Consent would be required to draw a blood sample or take a saliva or skin sample from the individual. Otherwise, collecting the sample is assault. No consent is required to pick up a cup that a person has used and discarded (it would be assault to grab the cup from them). "Informed" consent is special kind of consent applicable to medical care, and reduces to the requirement that the medical care provider explain the risks and benefits, so that the individual will agree to undertake some action (let them cut into you, prod you, give you drugs). None of those considerations exists in the proposed experiment.

HIPAA imposes a requirement of maintaining privacy w.r.t. health information, mainly via the Privacy Rule. A clear application of the rule is that if a patient is diagnosed with cancer, the health care provider cannot publicly disclose the patient's name and diagnosis. If the record is anonymized, the diagnosis can be disclosed. (The full information can also be "shared" between parties with a statutorily-defined interest in the record, e.g. the insurance company). An important limit on HIPAA is that it does not apply to everybody, it only applies to "covered entities", and is limited to healthcare providers, healthcare clearinghouses, and health plans. Genetic researchers are not healthcare providers, so they are not covered entities, so they are not subject to HIPAA.

There is also what is known as "The Common Rule", which is a restriction on what you can do in research if you receive federal funds.
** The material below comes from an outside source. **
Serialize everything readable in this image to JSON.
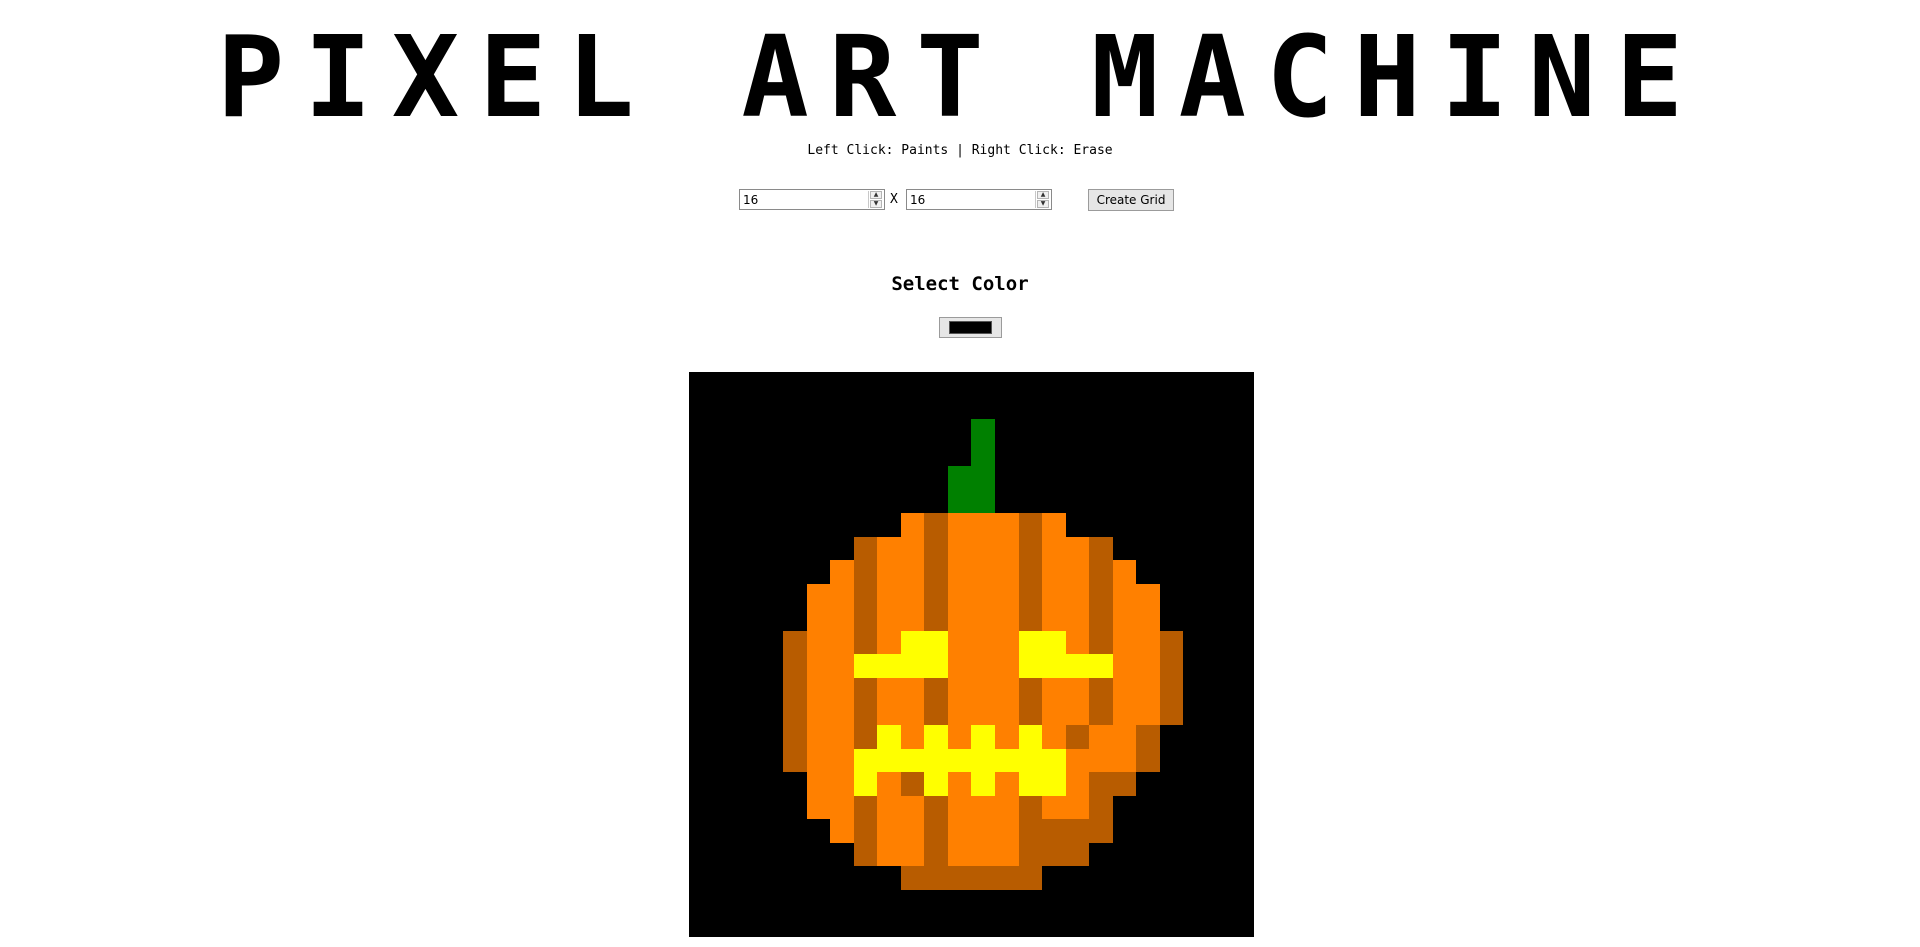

Let us assume that the research is federally funded. §46.102 defines a "human subject" in subsection (e), which is very long. The core of the definition is that the researcher

(i) Obtains information or biospecimens through intervention or interaction with the individual, and uses, studies, or analyzes the information or biospecimens; or

(ii) Obtains, uses, studies, analyzes, or generates identifiable private information or identifiable biospecimens

(i) is not applicable: the question is whether the cell is "identifiable private information or identifiable biospecimens"

We move on down the definition to learn that

Identifiable private information is private information for which the identity of the subject is or may readily be ascertained by the investigator or associated with the information.

and that

An identifiable biospecimen is a biospecimen for which the identity of the subject is or may readily be ascertained by the investigator or associated with the biospecimen.

An individual is not, in the general case, readily identifiable from their DNA, even if theoretically you could identify an individual by taking DNA samples from everybody and matching to the water sample. This research is not human subjects research, so the rule is irrelevant.

The regulation doesn't say what "readily identifiable" means, so of course technol9ogy or circumstances could change and this planned research could become human subject's research. In the universe in which that happens, it simply complicates the process. Then the researcher must submit the proposal to their IRB, which will check that the protocol protects the anonymity of the "subject". That would probably preclude publishing the specific information plus the full whole genome sequence. Here, we would have to engage in wild speculation as to how having an anonymous DNA sample makes identification "readily available".

Of course if Congress rewrites the law to include "imaginably identifiable", that changes everything.